Subscribe to the Non-Human & AI Identity Journal

Why do unmanaged service accounts and local credentials create such a large governance gap?

Because they often sit outside the joiner-mover-leaver, review, and vaulting processes that govern human access. If a service account or token is not tied to a clear owner and lifecycle, it can persist indefinitely with privileges that nobody actively revalidates. That is what turns hidden accounts into persistent attack paths.

Why This Matters for Security Teams

Unmanaged service accounts and local credentials create a governance gap because they bypass the controls that make human identity manageable: joiner-mover-leaver workflows, periodic access reviews, and owner attestation. Once a secret is embedded in code, cached on a host, or shared informally, it can outlive the system it was meant to protect. That is why they are repeatedly called out in the OWASP Non-Human Identity Top 10 and in NHIMG’s Top 10 NHI Issues coverage.

The governance problem is not just visibility. It is that these identities often operate with durable privileges and no reliable business owner, so no one is clearly accountable for rotation, revocation, or scope reduction. In practice, teams discover the risk only after a legacy credential is reused in a breach path or a dormant account becomes the easiest route into a sensitive environment.

How It Works in Practice

Service accounts and local credentials become a large governance gap when they are treated as technical artifacts instead of managed identities. A local admin password on a server, a shared API token in a config file, or a service principal with no owner can all remain active long after the original use case has changed.

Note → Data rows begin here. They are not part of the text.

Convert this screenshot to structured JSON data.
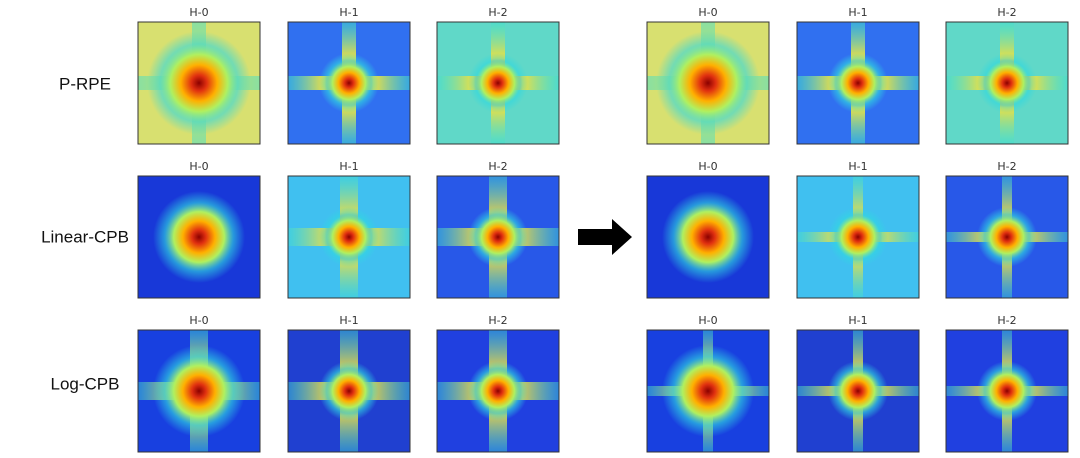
{
  "rows": [
    {
      "label": "P-RPE",
      "left": [
        "H-0",
        "H-1",
        "H-2"
      ],
      "right": [
        "H-0",
        "H-1",
        "H-2"
      ]
    },
    {
      "label": "Linear-CPB",
      "left": [
        "H-0",
        "H-1",
        "H-2"
      ],
      "right": [
        "H-0",
        "H-1",
        "H-2"
      ]
    },
    {
      "label": "Log-CPB",
      "left": [
        "H-0",
        "H-1",
        "H-2"
      ],
      "right": [
        "H-0",
        "H-1",
        "H-2"
      ]
    }
  ]
}
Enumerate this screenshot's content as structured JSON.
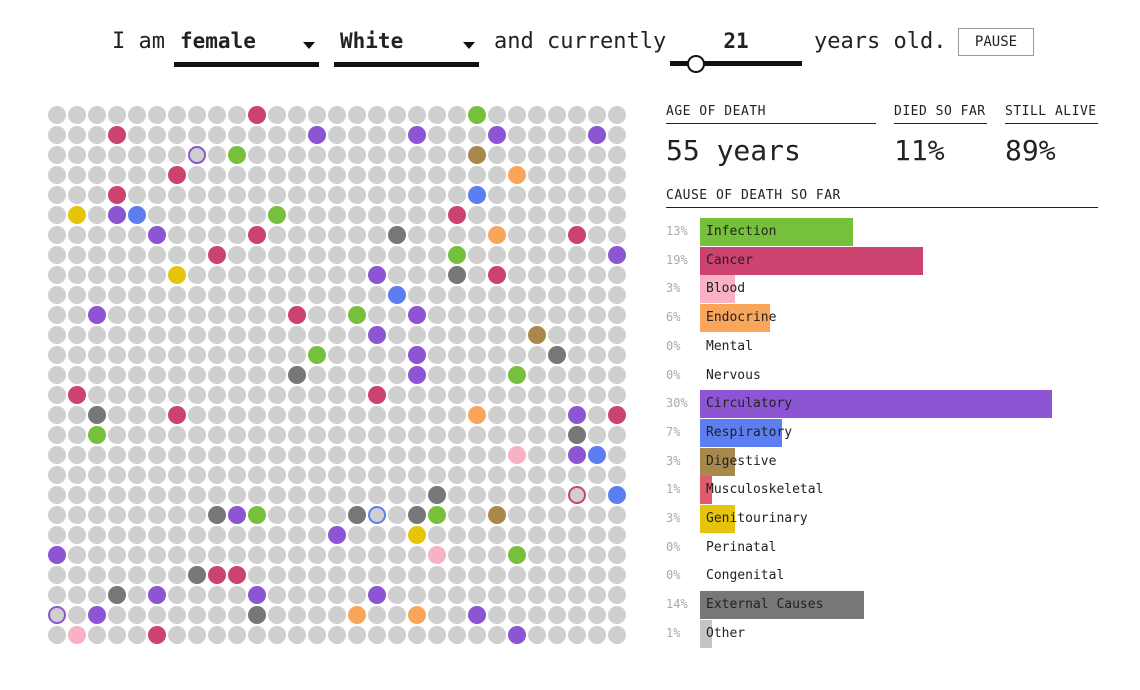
{
  "header": {
    "prefix": "I am",
    "sex_select": {
      "value": "female"
    },
    "race_select": {
      "value": "White"
    },
    "middle": "and currently",
    "age": {
      "value": "21",
      "slider_fraction": 0.2
    },
    "suffix": "years old.",
    "pause_label": "PAUSE"
  },
  "stats": {
    "age_of_death_label": "AGE OF DEATH",
    "age_of_death_value": "55 years",
    "died_label": "DIED SO FAR",
    "died_value": "11%",
    "alive_label": "STILL ALIVE",
    "alive_value": "89%"
  },
  "causes_title": "CAUSE OF DEATH SO FAR",
  "causes": [
    {
      "pct": "13%",
      "value": 13,
      "label": "Infection",
      "color": "#76c03c"
    },
    {
      "pct": "19%",
      "value": 19,
      "label": "Cancer",
      "color": "#cc4370"
    },
    {
      "pct": "3%",
      "value": 3,
      "label": "Blood",
      "color": "#f9b1c4"
    },
    {
      "pct": "6%",
      "value": 6,
      "label": "Endocrine",
      "color": "#f9a65a"
    },
    {
      "pct": "0%",
      "value": 0,
      "label": "Mental",
      "color": "#cccccc"
    },
    {
      "pct": "0%",
      "value": 0,
      "label": "Nervous",
      "color": "#cccccc"
    },
    {
      "pct": "30%",
      "value": 30,
      "label": "Circulatory",
      "color": "#8d55d4"
    },
    {
      "pct": "7%",
      "value": 7,
      "label": "Respiratory",
      "color": "#5c7ef0"
    },
    {
      "pct": "3%",
      "value": 3,
      "label": "Digestive",
      "color": "#a8884c"
    },
    {
      "pct": "1%",
      "value": 1,
      "label": "Musculoskeletal",
      "color": "#e05c6c"
    },
    {
      "pct": "3%",
      "value": 3,
      "label": "Genitourinary",
      "color": "#e6c40c"
    },
    {
      "pct": "0%",
      "value": 0,
      "label": "Perinatal",
      "color": "#cccccc"
    },
    {
      "pct": "0%",
      "value": 0,
      "label": "Congenital",
      "color": "#cccccc"
    },
    {
      "pct": "14%",
      "value": 14,
      "label": "External Causes",
      "color": "#777777"
    },
    {
      "pct": "1%",
      "value": 1,
      "label": "Other",
      "color": "#c4c4c4"
    }
  ],
  "grid": {
    "cols": 29,
    "rows": 27,
    "empty_color": "#cfcfcf",
    "palette": {
      "I": "#76c03c",
      "C": "#cc4370",
      "B": "#f9b1c4",
      "E": "#f9a65a",
      "R": "#8d55d4",
      "S": "#5c7ef0",
      "D": "#a8884c",
      "M": "#e05c6c",
      "G": "#e6c40c",
      "X": "#777777"
    },
    "colored": [
      [
        0,
        10,
        "C"
      ],
      [
        0,
        21,
        "I"
      ],
      [
        1,
        3,
        "C"
      ],
      [
        1,
        13,
        "R"
      ],
      [
        1,
        18,
        "R"
      ],
      [
        1,
        22,
        "R"
      ],
      [
        1,
        27,
        "R"
      ],
      [
        2,
        7,
        "R",
        "ring"
      ],
      [
        2,
        9,
        "I"
      ],
      [
        2,
        21,
        "D"
      ],
      [
        3,
        6,
        "C"
      ],
      [
        3,
        23,
        "E"
      ],
      [
        4,
        3,
        "C"
      ],
      [
        4,
        21,
        "S"
      ],
      [
        5,
        1,
        "G"
      ],
      [
        5,
        3,
        "R"
      ],
      [
        5,
        4,
        "S"
      ],
      [
        5,
        11,
        "I"
      ],
      [
        5,
        20,
        "C"
      ],
      [
        6,
        5,
        "R"
      ],
      [
        6,
        10,
        "C"
      ],
      [
        6,
        17,
        "X"
      ],
      [
        6,
        22,
        "E"
      ],
      [
        6,
        26,
        "C"
      ],
      [
        7,
        8,
        "C"
      ],
      [
        7,
        20,
        "I"
      ],
      [
        7,
        28,
        "R"
      ],
      [
        8,
        6,
        "G"
      ],
      [
        8,
        16,
        "R"
      ],
      [
        8,
        20,
        "X"
      ],
      [
        8,
        22,
        "C"
      ],
      [
        9,
        17,
        "S"
      ],
      [
        10,
        2,
        "R"
      ],
      [
        10,
        12,
        "C"
      ],
      [
        10,
        15,
        "I"
      ],
      [
        10,
        18,
        "R"
      ],
      [
        11,
        16,
        "R"
      ],
      [
        11,
        24,
        "D"
      ],
      [
        12,
        13,
        "I"
      ],
      [
        12,
        18,
        "R"
      ],
      [
        12,
        25,
        "X"
      ],
      [
        13,
        12,
        "X"
      ],
      [
        13,
        18,
        "R"
      ],
      [
        13,
        23,
        "I"
      ],
      [
        14,
        1,
        "C"
      ],
      [
        14,
        16,
        "C"
      ],
      [
        15,
        2,
        "X"
      ],
      [
        15,
        6,
        "C"
      ],
      [
        15,
        21,
        "E"
      ],
      [
        15,
        26,
        "R"
      ],
      [
        15,
        28,
        "C"
      ],
      [
        16,
        2,
        "I"
      ],
      [
        16,
        26,
        "X"
      ],
      [
        17,
        23,
        "B"
      ],
      [
        17,
        26,
        "R"
      ],
      [
        17,
        27,
        "S"
      ],
      [
        19,
        19,
        "X"
      ],
      [
        19,
        26,
        "C",
        "ring"
      ],
      [
        19,
        28,
        "S"
      ],
      [
        20,
        8,
        "X"
      ],
      [
        20,
        9,
        "R"
      ],
      [
        20,
        10,
        "I"
      ],
      [
        20,
        15,
        "X"
      ],
      [
        20,
        16,
        "S",
        "ring"
      ],
      [
        20,
        18,
        "X"
      ],
      [
        20,
        19,
        "I"
      ],
      [
        20,
        22,
        "D"
      ],
      [
        21,
        14,
        "R"
      ],
      [
        21,
        18,
        "G"
      ],
      [
        22,
        0,
        "R"
      ],
      [
        22,
        19,
        "B"
      ],
      [
        22,
        23,
        "I"
      ],
      [
        23,
        7,
        "X"
      ],
      [
        23,
        8,
        "C"
      ],
      [
        23,
        9,
        "C"
      ],
      [
        24,
        3,
        "X"
      ],
      [
        24,
        5,
        "R"
      ],
      [
        24,
        10,
        "R"
      ],
      [
        24,
        16,
        "R"
      ],
      [
        25,
        0,
        "R",
        "ring"
      ],
      [
        25,
        2,
        "R"
      ],
      [
        25,
        10,
        "X"
      ],
      [
        25,
        15,
        "E"
      ],
      [
        25,
        18,
        "E"
      ],
      [
        25,
        21,
        "R"
      ],
      [
        26,
        1,
        "B"
      ],
      [
        26,
        5,
        "C"
      ],
      [
        26,
        23,
        "R"
      ]
    ]
  }
}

Best practice is to treat these as non-human identities with the same discipline applied to human access, but the lifecycle must be more automation-heavy because manual review does not scale.

A practical control pattern is to pair inventory, ownership, and secret handling:

For implementation, teams increasingly prefer workload-aware controls such as vault-backed issuance, just-in-time access, and policy checks at request time rather than permanent secrets stored on disk. That aligns with the direction of current guidance from NIST and the control language in the OWASP Non-Human Identity Top 10. These controls tend to break down when local credentials are hard-coded into legacy appliances or when shared service accounts are embedded in systems that cannot support rotation without downtime.

Common Variations and Edge Cases

Tighter control over service accounts often increases operational overhead, requiring organisations to balance security gains against uptime, deployment speed, and legacy compatibility. That tradeoff is especially visible in systems that cannot easily accept dynamic secrets or where a vendor requires a static local account for patching, batch jobs, or embedded integrations.

There is no universal standard for this yet, but current guidance suggests prioritising the highest-risk credentials first: shared admins, domain-level service accounts, and secrets that unlock production or data-access paths. Low-risk local accounts may remain temporarily, but only with documented ownership, rotation discipline, and compensating monitoring. NHIMG’s research on the Guide to the Secret Sprawl Challenge and the 2024 Non-Human Identity Security Report shows why this matters: organisations still report weak confidence in workload identity management and persistent reliance on insecure sharing methods.

The hardest edge case is the “necessary” account that no one wants to touch because too many systems depend on it. In those environments, security teams usually need a phased migration plan, not a single cleanup project. In practice, unmanaged credentials become entrenched fastest in hybrid estates and long-lived operational technology stacks, where identity ownership is diffuse and rotation is treated as optional maintenance rather than governance.

Standards & Framework Alignment

This section maps relevant standards and security frameworks to the operational risks and controls described in this guidance.

OWASP Non-Human Identity Top 10 address the attack and risk surface, while NIST CSF 2.0 and NIST SP 800-63 set the governance and control requirements practitioners need to meet.

Framework Control / Reference Relevance
OWASP Non-Human Identity Top 10 NHI-03 Directly addresses unmanaged and overlong non-human credentials.
NIST CSF 2.0 PR.AC-4 Governance gap centers on weak access management for machine identities.
NIST SP 800-63 Identity proofing concepts help distinguish managed from orphaned machine identities.

Inventory every non-human credential, assign ownership, and rotate or revoke anything without a clear lifecycle.